Dass hohe Staatsschulden auf diese Weise tatsächlich abgebaut werden, setzt dennoch voraus, dass die zu zahlenden Zinsen erschwinglich sind. Die Überzeugung, dass der „Markt“ sie immer korrekt bildet, ist pure Ideologie: Der real existierende „Markt“ setzte sie für Spanien oder Portugal bis 2007 viel zu niedrig an, obwohl beide Länder horrende Leistungsbilanzdefizite anhäuften – und er hat sie seither ebenso unsinnig nach oben übertrieben, obwohl beide knirschend sparen. Es macht Sinn, diese Pendelausschläge durch „Eingriffe“ zu dämpfen und den Krisenländern gerade noch bezahlbare Zinsen zu bescheren. Das scheint durch die jüngste Entscheidung der EZB, ihre Staatsanleihen notfalls unbegrenzt anzukaufen, gelungen. Im Gegensatz zu Franz Schellhorn in der „Presse“ halte ich es daher für goldrichtig: nicht weil die EZB tatsächlich unbegrenzt ankaufen soll, sondern weil die bloße Ankündigung ihrer Bereitschaft die Zinsen bereits erheblich gesenkt hat.

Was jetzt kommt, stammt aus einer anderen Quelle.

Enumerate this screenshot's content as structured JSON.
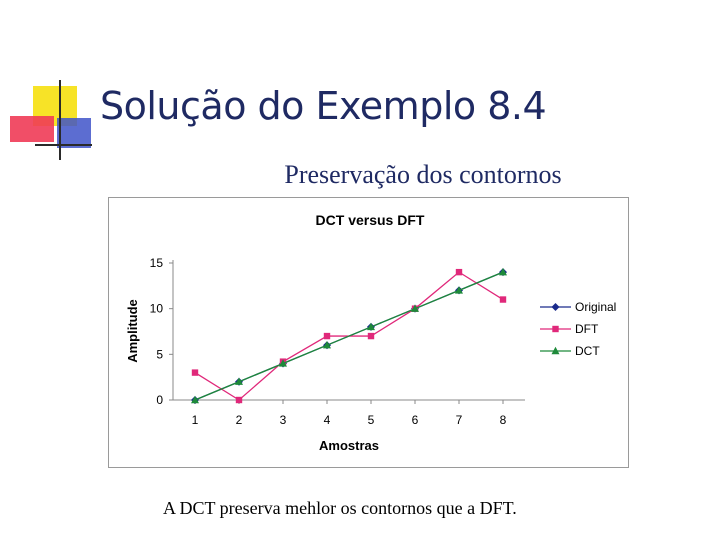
{
  "slide": {
    "title": "Solução do Exemplo 8.4",
    "subtitle": "Preservação dos contornos",
    "caption": "A DCT preserva mehlor os contornos que a  DFT."
  },
  "colors": {
    "title": "#1f2a63",
    "logo_yellow": "#f7e327",
    "logo_red": "#ef3b57",
    "logo_blue": "#3f53c9",
    "logo_line": "#2a2a2a"
  },
  "chart_data": {
    "type": "line",
    "title": "DCT versus DFT",
    "xlabel": "Amostras",
    "ylabel": "Amplitude",
    "categories": [
      "1",
      "2",
      "3",
      "4",
      "5",
      "6",
      "7",
      "8"
    ],
    "yticks": [
      "0",
      "5",
      "10",
      "15"
    ],
    "ylim": [
      0,
      15
    ],
    "grid": false,
    "legend_position": "right",
    "series": [
      {
        "name": "Original",
        "values": [
          0,
          2,
          4,
          6,
          8,
          10,
          12,
          14
        ],
        "color": "#1b2b8c",
        "marker": "diamond"
      },
      {
        "name": "DFT",
        "values": [
          3,
          0,
          4.2,
          7,
          7,
          10,
          14,
          11
        ],
        "color": "#e0287a",
        "marker": "square"
      },
      {
        "name": "DCT",
        "values": [
          0,
          2,
          4,
          6,
          8,
          10,
          12,
          14
        ],
        "color": "#1e8a3a",
        "marker": "triangle"
      }
    ]
  }
}
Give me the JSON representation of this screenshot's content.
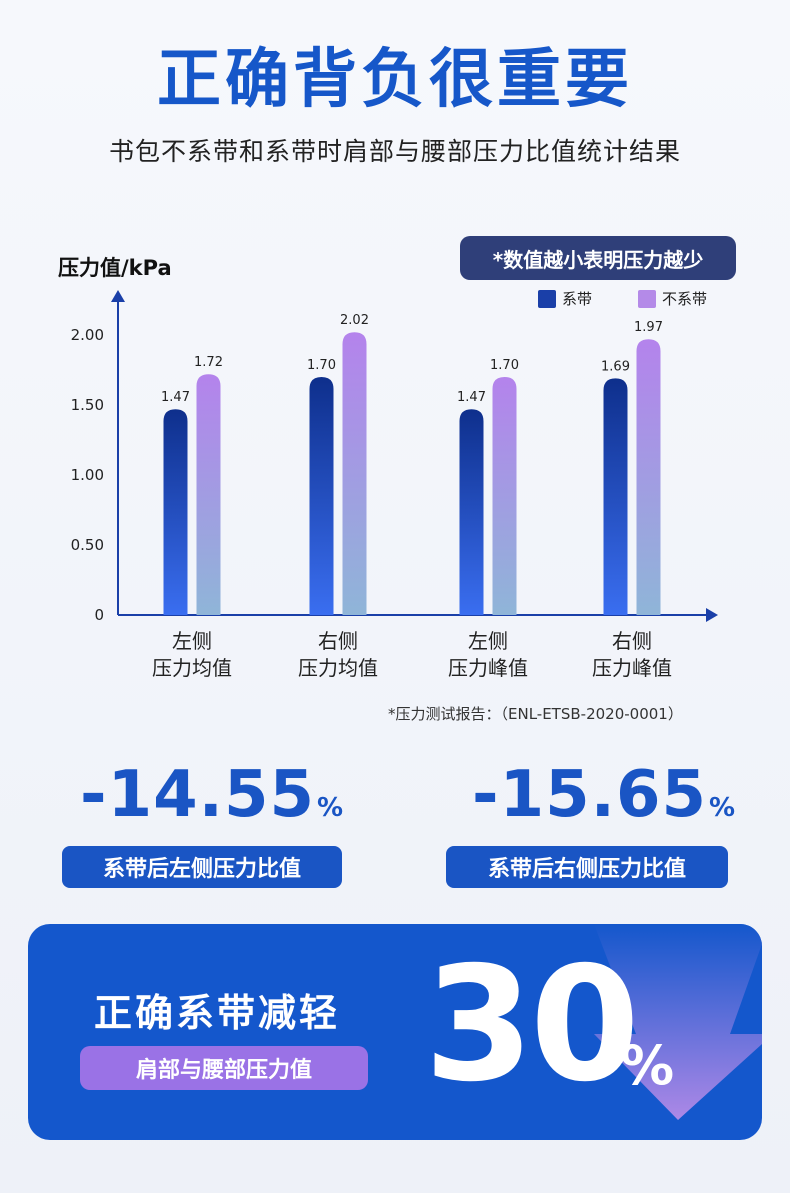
{
  "header": {
    "title": "正确背负很重要",
    "subtitle": "书包不系带和系带时肩部与腰部压力比值统计结果"
  },
  "chart_data": {
    "type": "bar",
    "ylabel": "压力值/kPa",
    "ylim": [
      0,
      2.2
    ],
    "yticks": [
      "0",
      "0.50",
      "1.00",
      "1.50",
      "2.00"
    ],
    "ytick_values": [
      0,
      0.5,
      1.0,
      1.5,
      2.0
    ],
    "categories": [
      [
        "左侧",
        "压力均值"
      ],
      [
        "右侧",
        "压力均值"
      ],
      [
        "左侧",
        "压力峰值"
      ],
      [
        "右侧",
        "压力峰值"
      ]
    ],
    "series": [
      {
        "name": "系带",
        "values": [
          1.47,
          1.7,
          1.47,
          1.69
        ],
        "labels": [
          "1.47",
          "1.70",
          "1.47",
          "1.69"
        ],
        "color": "#1a3fa8"
      },
      {
        "name": "不系带",
        "values": [
          1.72,
          2.02,
          1.7,
          1.97
        ],
        "labels": [
          "1.72",
          "2.02",
          "1.70",
          "1.97"
        ],
        "color": "#b48ae8"
      }
    ],
    "legend_position": "top-right",
    "note": "*数值越小表明压力越少",
    "source": "*压力测试报告：（ENL-ETSB-2020-0001）"
  },
  "stats": [
    {
      "value": "-14.55",
      "unit": "%",
      "label": "系带后左侧压力比值"
    },
    {
      "value": "-15.65",
      "unit": "%",
      "label": "系带后右侧压力比值"
    }
  ],
  "banner": {
    "title": "正确系带减轻",
    "pill": "肩部与腰部压力值",
    "number": "30",
    "unit": "%"
  },
  "colors": {
    "accent": "#1657c9",
    "dark_pill": "#2f3f79",
    "purple": "#9a72e6"
  }
}
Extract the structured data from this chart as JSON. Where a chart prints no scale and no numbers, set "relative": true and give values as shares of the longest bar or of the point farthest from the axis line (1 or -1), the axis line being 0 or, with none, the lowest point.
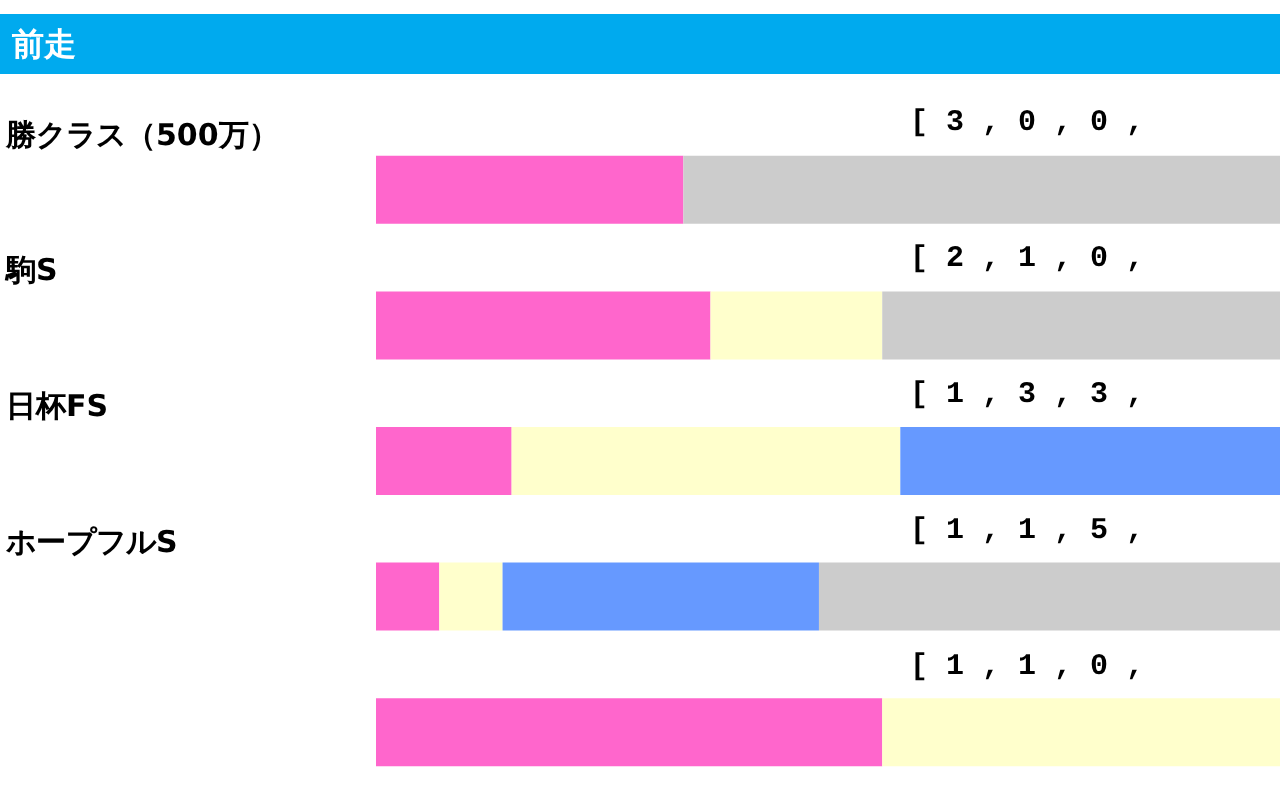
{
  "chart_data": {
    "type": "bar",
    "title": "前走",
    "orientation": "horizontal",
    "stacked": true,
    "relative": true,
    "categories": [
      "勝クラス（500万）",
      "駒S",
      "日杯FS",
      "ホープフルS",
      null
    ],
    "series": [
      {
        "color": "#ff66cc",
        "values": [
          0.34,
          0.37,
          0.15,
          0.07,
          0.56
        ]
      },
      {
        "color": "#ffffcc",
        "values": [
          0,
          0.19,
          0.43,
          0.07,
          0.44
        ]
      },
      {
        "color": "#6699ff",
        "values": [
          0,
          0,
          0.42,
          0.35,
          0
        ]
      },
      {
        "color": "#cccccc",
        "values": [
          0.66,
          0.44,
          0,
          0.51,
          0
        ]
      }
    ],
    "annotations": [
      "[ 3 , 0 , 0 ,",
      "[ 2 , 1 , 0 ,",
      "[ 1 , 3 , 3 ,",
      "[ 1 , 1 , 5 ,",
      "[ 1 , 1 , 0 ,"
    ]
  }
}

Die Behauptung, dass damit der Reformdruck von den betroffenen Ländern genommen wird, ist voreilig. Einmal, weil sich ihre Regierungen ehrlich zur Sparpolitik bekennen. Vor allem aber, weil sie nur dann ESM- bzw. EZB-Hilfe erhalten, wenn sie Reformauflagen akzeptieren.

Merkels Sparen zur Linken als „Kaputtsparen“ zu diffamieren, weil die Wirtschaftsleistung primär zwangsläufig zurückgeht, ist noch voreiliger: Es braucht Zeit, bis gesenkte Löhne als erhöhte Konkurrenzfähigkeit zu Buche schlagen. Dazu eine „Presse“-Meldung, die vergangene Woche völlig untergegangen ist: Die Leistungsbilanz der Eurozone hat sich zuletzt erheblich verbessert – voran die Krisenländer haben deutlich weniger importiert, aber deutlich mehr exportiert. Wenn das anhält, war es der Wendepunkt.